A Câmara dos Deputados deu um passo importante nesta quarta-feira (29) com a instalação de uma comissão especial dedicada a analisar a Proposta de Emenda à Constituição (PEC) 221/19. O foco principal da comissão é a discussão sobre a redução da jornada de trabalho no Brasil e a potencial extinção da escala de trabalho 6×1, que prevê seis dias de trabalho para um de descanso.
O deputado federal Alencar Santana (PT-SP) foi eleito presidente do colegiado, obtendo 28 votos favoráveis contra três brancos. A relatoria ficará a cargo do deputado Leo Prates (Republicanos-BA). A instalação desta comissão atende a uma demanda crescente, especialmente evidenciada nas celebrações do Dia do Trabalhador, onde o fim da escala 6×1 se tornou uma bandeira de destaque.
O colegiado terá a tarefa de examinar duas propostas centrais. A primeira, de autoria do deputado Reginaldo Lopes (PT-MG), propõe a redução da jornada de trabalho de 44 para 36 horas semanais, com uma transição planejada para ocorrer ao longo de dez anos. Paralelamente, será analisada a PEC 8/25, apresentada pela deputada Erika Hilton (Psol-SP), que sugere a adoção de uma semana de trabalho de quatro dias, também com um limite de 36 horas semanais.
Em sua posse, o presidente Alencar Santana ressaltou a importância de um debate amplo e plural sobre o tema, contextualizando as transformações no mundo do trabalho ao longo da história, sempre marcadas por lutas e avanços sociais. Ele citou exemplos históricos, como o fim da escravidão e a regulamentação do trabalho infantil, para ilustrar como mudanças significativas, embora enfrentando resistências, acabaram por impulsionar o progresso social e a conquista de direitos.
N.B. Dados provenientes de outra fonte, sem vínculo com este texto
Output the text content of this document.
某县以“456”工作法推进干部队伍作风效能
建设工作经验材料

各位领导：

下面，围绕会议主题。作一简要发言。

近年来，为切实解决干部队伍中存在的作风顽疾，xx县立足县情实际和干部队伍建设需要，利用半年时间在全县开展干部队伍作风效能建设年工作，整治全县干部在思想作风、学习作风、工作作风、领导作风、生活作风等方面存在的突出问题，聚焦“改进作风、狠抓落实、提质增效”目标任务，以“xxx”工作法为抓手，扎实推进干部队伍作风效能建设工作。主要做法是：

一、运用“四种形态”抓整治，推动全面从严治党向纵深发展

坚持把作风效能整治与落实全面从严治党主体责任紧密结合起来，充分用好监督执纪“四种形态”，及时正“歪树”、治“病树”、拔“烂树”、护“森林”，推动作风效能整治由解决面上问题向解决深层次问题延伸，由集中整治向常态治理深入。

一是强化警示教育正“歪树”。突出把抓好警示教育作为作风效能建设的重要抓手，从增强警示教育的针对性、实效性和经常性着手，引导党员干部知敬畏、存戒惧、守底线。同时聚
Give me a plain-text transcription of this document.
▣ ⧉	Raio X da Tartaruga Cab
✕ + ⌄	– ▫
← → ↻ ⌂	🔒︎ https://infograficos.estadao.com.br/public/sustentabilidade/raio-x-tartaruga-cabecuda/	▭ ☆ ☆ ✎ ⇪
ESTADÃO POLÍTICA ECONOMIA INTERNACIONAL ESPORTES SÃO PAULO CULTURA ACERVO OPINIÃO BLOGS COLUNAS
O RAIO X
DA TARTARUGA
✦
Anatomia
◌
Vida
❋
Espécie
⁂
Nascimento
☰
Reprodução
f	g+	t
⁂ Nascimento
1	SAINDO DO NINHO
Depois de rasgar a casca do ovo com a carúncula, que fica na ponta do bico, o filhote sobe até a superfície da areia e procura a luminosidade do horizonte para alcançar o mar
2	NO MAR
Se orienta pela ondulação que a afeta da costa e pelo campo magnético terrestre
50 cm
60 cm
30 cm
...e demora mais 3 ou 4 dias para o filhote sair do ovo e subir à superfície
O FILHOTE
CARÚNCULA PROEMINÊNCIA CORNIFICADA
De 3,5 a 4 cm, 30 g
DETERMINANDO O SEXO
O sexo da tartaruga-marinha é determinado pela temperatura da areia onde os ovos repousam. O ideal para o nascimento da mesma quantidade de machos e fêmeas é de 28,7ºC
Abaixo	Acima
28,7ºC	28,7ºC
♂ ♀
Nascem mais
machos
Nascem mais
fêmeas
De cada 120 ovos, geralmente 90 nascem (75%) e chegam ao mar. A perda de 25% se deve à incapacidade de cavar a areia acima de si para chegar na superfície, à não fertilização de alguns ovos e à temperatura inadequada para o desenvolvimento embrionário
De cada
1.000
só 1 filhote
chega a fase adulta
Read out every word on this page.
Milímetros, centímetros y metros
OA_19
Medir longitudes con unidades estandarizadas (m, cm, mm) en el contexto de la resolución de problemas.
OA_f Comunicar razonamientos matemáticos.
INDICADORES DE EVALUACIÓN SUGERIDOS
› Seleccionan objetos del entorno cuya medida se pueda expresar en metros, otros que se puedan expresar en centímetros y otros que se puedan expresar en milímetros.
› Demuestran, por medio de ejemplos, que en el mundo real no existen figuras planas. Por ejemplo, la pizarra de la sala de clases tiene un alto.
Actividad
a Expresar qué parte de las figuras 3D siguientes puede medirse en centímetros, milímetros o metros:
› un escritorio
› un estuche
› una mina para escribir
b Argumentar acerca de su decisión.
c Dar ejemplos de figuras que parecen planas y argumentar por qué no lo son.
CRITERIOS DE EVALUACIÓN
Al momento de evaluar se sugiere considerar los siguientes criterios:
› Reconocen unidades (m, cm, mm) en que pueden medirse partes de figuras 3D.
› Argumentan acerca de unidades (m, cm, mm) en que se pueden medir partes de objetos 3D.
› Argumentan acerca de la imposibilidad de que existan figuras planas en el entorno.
O relator, Leo Prates, destacou que a redução da jornada de trabalho vai além do descanso, promovendo maior qualidade de vida e tempo para convívio familiar, lazer e cuidados com a saúde. Ele enfatizou que o benefício social proporcionado por essa mudança justifica o investimento público, visando o bem-estar das pessoas e o futuro do país. A deputada Daiana Santos (PCdoB-RS) foi eleita primeira vice-presidente, e em seu discurso, ressaltou a importância histórica do debate, especialmente para as mulheres trabalhadoras que enfrentam múltiplas jornadas.
A comissão, composta por 38 membros titulares e suplentes, terá um prazo de até 40 sessões para apresentar seu parecer, com um período adicional de 10 sessões para apresentação de emendas. Para agilizar o processo, o colegiado planeja realizar inicialmente duas reuniões semanais, às terças e quartas-feiras. A criação da comissão segue a aprovação da admissibilidade da proposta pela Comissão de Constituição e Justiça (CCJ) e reflete o compromisso da atual gestão da Câmara em promover discussões abrangentes, ouvindo diversos setores da sociedade civil e especialistas.